A 43-year-old security guard has been rescued alive from the rubble of a collapsed building in Venezuela, eight days after two devastating earthquakes struck the country, in what rescuers and relatives described as a miracle.
According to AFP, Hernan Gil was pulled from the ruins of a seven-storey building in Catia La Mar on Thursday after an intensive three-day rescue operation involving teams from Venezuela, Chile, the United States, Portugal, Costa Rica, El Salvador and Mexico.
Gil, who had been trapped since the powerful earthquakes on June 24, was kept alive with more than 10 litres of water delivered through a hose while rescuers also supplied oxygen through a tube.
His wife, Gusbimar Gonzalez, described the rescue as extraordinary.
“This is truly a miracle,” she told AFP.
Rescuers worked carefully to reach him, with around 30 people clearing debris while two specialists dug a three-metre tunnel to his location.

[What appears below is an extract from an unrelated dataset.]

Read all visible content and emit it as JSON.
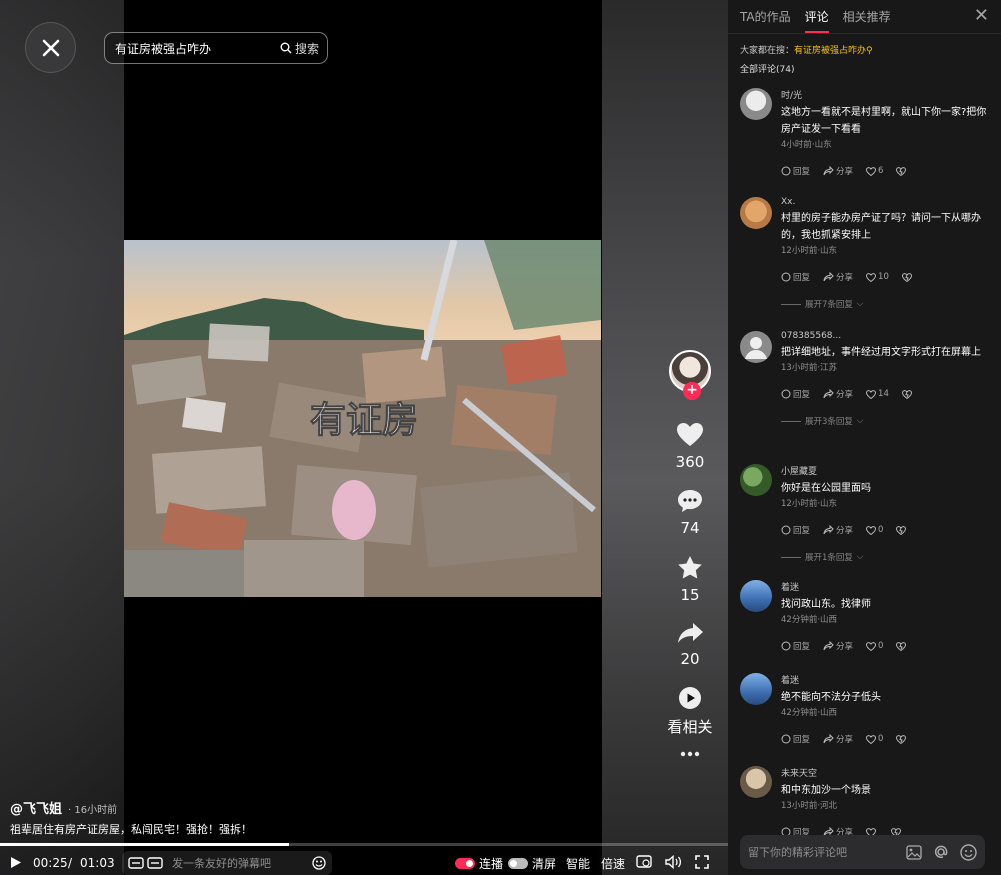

Cristian Vera, leader of the Chilean rescue team, said reaching the trapped man was extremely difficult.
“It wasn’t easy to reach the exact spot where the victim was located,” he said.
Gil’s rescue has offered a rare moment of hope as the official death toll climbed to 2,295, with more than 11,000 people injured and nearly 13,000 left homeless.
Authorities say tens of thousands of people remain unaccounted for following the twin earthquakes, which measured 7.2 and 7.5 in magnitude and devastated large parts of the country.
NASA estimates that nearly 60,000 buildings were damaged or destroyed.
While a three-year-old boy was also rescued alive earlier this week, emergency workers say hopes of finding more survivors are fading.
Mexican firefighter Cesar Gonzalez, who works with search-and-rescue dogs Zeus and Bom, said the mission has largely shifted from saving lives to recovering victims.
“One is for detecting the living, the other for cadavers. Just two days ago, there was much more hope. Now, it would take a miracle to find anyone alive,” he said.
The humanitarian crisis is also deepening as thousands remain without shelter, food or clean water.
The World Food Programme (WFP) has appealed for $50 million to provide food assistance for about 500,000 people over the next three months.
Among those displaced is Maria Arteaga, a 33-year-old mother of four, who is sheltering under tarpaulins on a football field.
“We lost everything, except our lives. We’re even barefoot,” she told AFP.
Police and military personnel have been deployed to prevent looting as aid queues continue to grow across the worst-affected communities.